I'll allow myself to write a little essay on adaptation. Well, i'm writing this mostly for myself, cause i need some clarity in my head before proceeding.
Currently the NullBot3's adaptation mechanisms allow gathering information on
usefulness rating of certain components in current game situation.
- propulsions, classified by movement scopes (ground, hover, air).
- propulsions, classified by weakness to certain weapons (tanks, cyborgs, defenses, vtols)
- bodies, classified by dominating armor class (kinetic, thermal)
- weapons, classified by roles (anti-tank, anti-personnel, anti-structure, anti-air).
- weapons, classified by damage class (kinetic, thermal)
Some of this data is inaccurate, but it isn't relevant to the today's topic. In the original NullBot only 4. and partially 1. was available.
Based on this data, NullBot3 needs to make an adaptive decision formulated as a single game object template: a tank design, a cyborg template, a vtol design, or a defensive structure, or a research item, to produce or build right now at that particular moment.
You may say it's easy: just pick the best propulsion, the best body, and the best weapon. But in fact we can't choose those independently, for there are many restrictions imposed:
- Sometimes the desired weapon class, body class or propulsion class is unavailable. For instance, weapons of anti-tank role (rockets, or maybe cannons) are unavailable for quite some time in early game. Or you may have not yet researched hover propulsion. In this case it is unobvious whether you can proceed by making the second best decision (eg. using machinegun as an anti-tank weapon until rockets are available, or prefer to keep upgrading machineguns instead of researching flamers from scratch simply because your enemy switched his tanks from new paradigm bodies to collective bodies) or you need to stop and reconsider the very choice of producing a unit (eg. on a hover-only map you'd prefer to wait for hovers rather than fill your base with wheeled or tracked tanks).
- Sometimes components just won't match. For instance, you may believe that leopard body is better than scorpion body for your VTOLs (since it provides faster reload due to decreased weight, and also has the same armor and only slightly less hp), but you can't put heavy bombs on it, because they will fly too slowly. Sometimes some sorts of weapons are unavailable in form of cyborgs or VTOLs (for instance, a pure rocket player will never had anti-personnel VTOLs or cyborgs), but available as tanks and defenses.
Thus, here is a question:
does anybody have any idea how to write a clean and readable code for making this sort of decisions? What sort of algorithm should be used for making it?
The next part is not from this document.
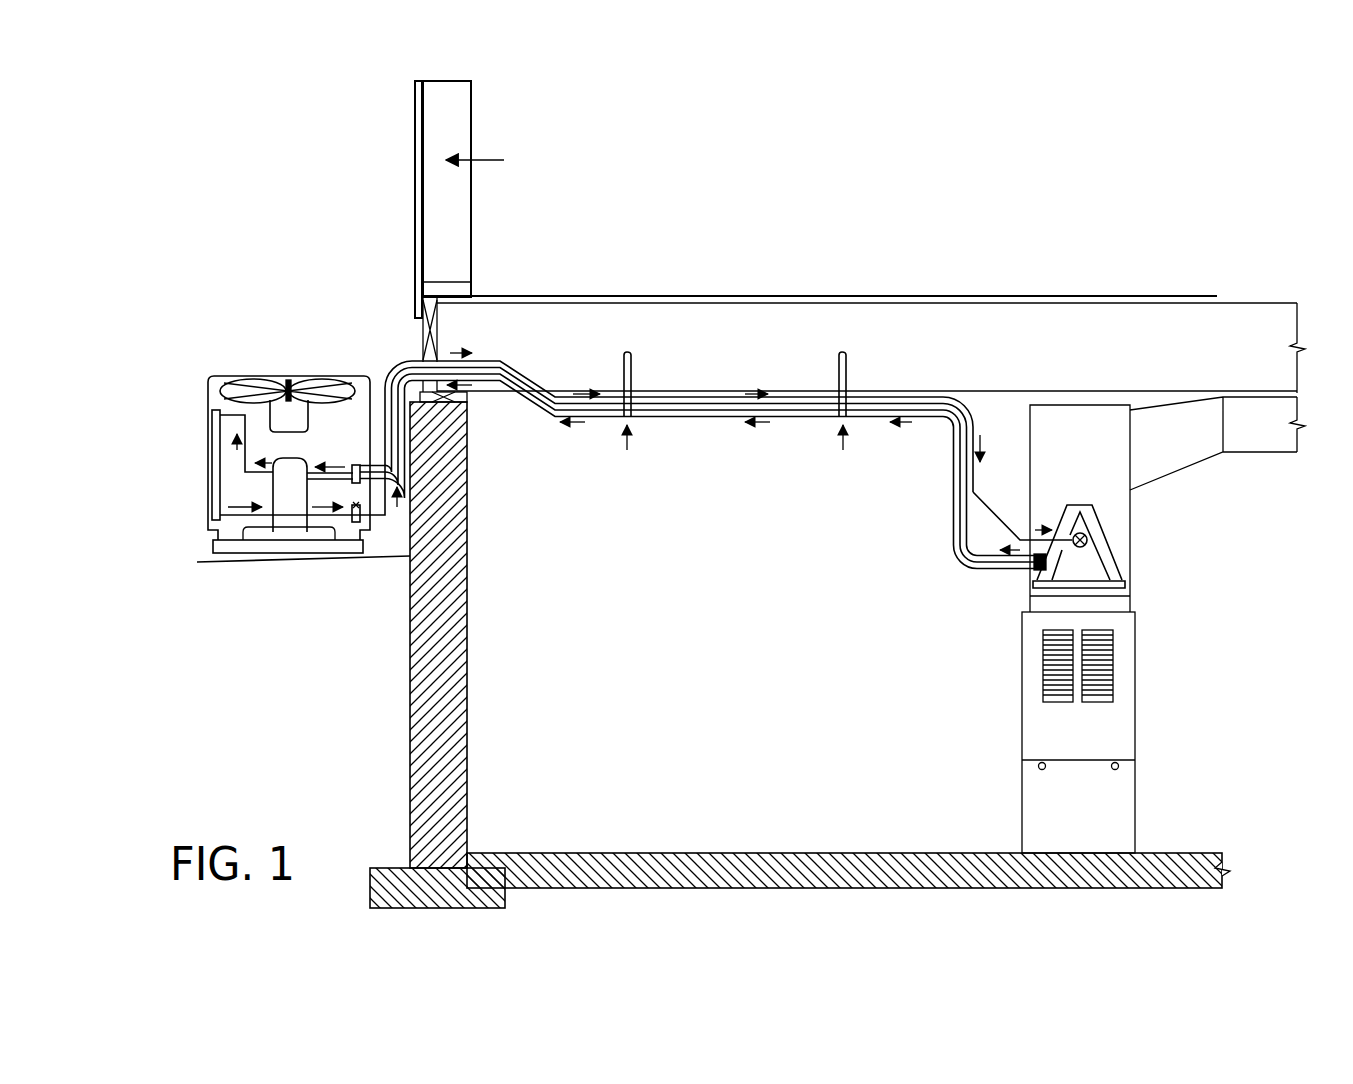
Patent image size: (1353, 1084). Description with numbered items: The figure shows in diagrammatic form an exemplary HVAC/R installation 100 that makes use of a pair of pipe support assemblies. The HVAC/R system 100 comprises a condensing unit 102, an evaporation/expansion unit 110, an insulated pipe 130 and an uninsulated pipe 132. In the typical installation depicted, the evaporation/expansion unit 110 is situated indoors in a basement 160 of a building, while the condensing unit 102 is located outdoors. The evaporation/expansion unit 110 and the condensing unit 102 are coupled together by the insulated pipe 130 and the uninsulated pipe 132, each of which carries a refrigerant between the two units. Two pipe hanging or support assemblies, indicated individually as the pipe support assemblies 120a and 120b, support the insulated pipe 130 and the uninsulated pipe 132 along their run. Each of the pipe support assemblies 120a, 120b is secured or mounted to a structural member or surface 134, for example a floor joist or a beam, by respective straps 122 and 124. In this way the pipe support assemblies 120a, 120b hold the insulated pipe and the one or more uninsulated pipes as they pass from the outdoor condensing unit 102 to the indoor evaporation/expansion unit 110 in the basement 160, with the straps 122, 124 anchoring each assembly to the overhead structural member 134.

My current idea is as follows. First of all, we throw all absolutely unbreakable restrictions into a single checker function: isValidOption(option). Then, we start with an option of all components being independently best in their category. Then we start a
breadth first search on an oriented option graph (the
Hasse diagram of the partially ordered set of all options, with "better than" as its order) where options are vertices, and arcs are coming from independently-better options to options that are one level worse in one component: for instance, from the (twin AG, panther, tracks) option there will be arcs to (AG, panther, tracks), (twin AG, leopard, tracks) and (twin AG, panther, halftracks). We only proceed our search until all options in our BFS queue are valid; if a certain option we have just pulled out of the queue is already valid, then we don't proceed with searching through it (for it will only lead to worse options), but store it in a separate "result array", which will ultimately contain all
maximal valid options. Once the search is completed, we choose the best of the valid options presented by the search (taken from the "result array") via a certain rating procedure (most likely, options that are farther from the search origin will be valued less).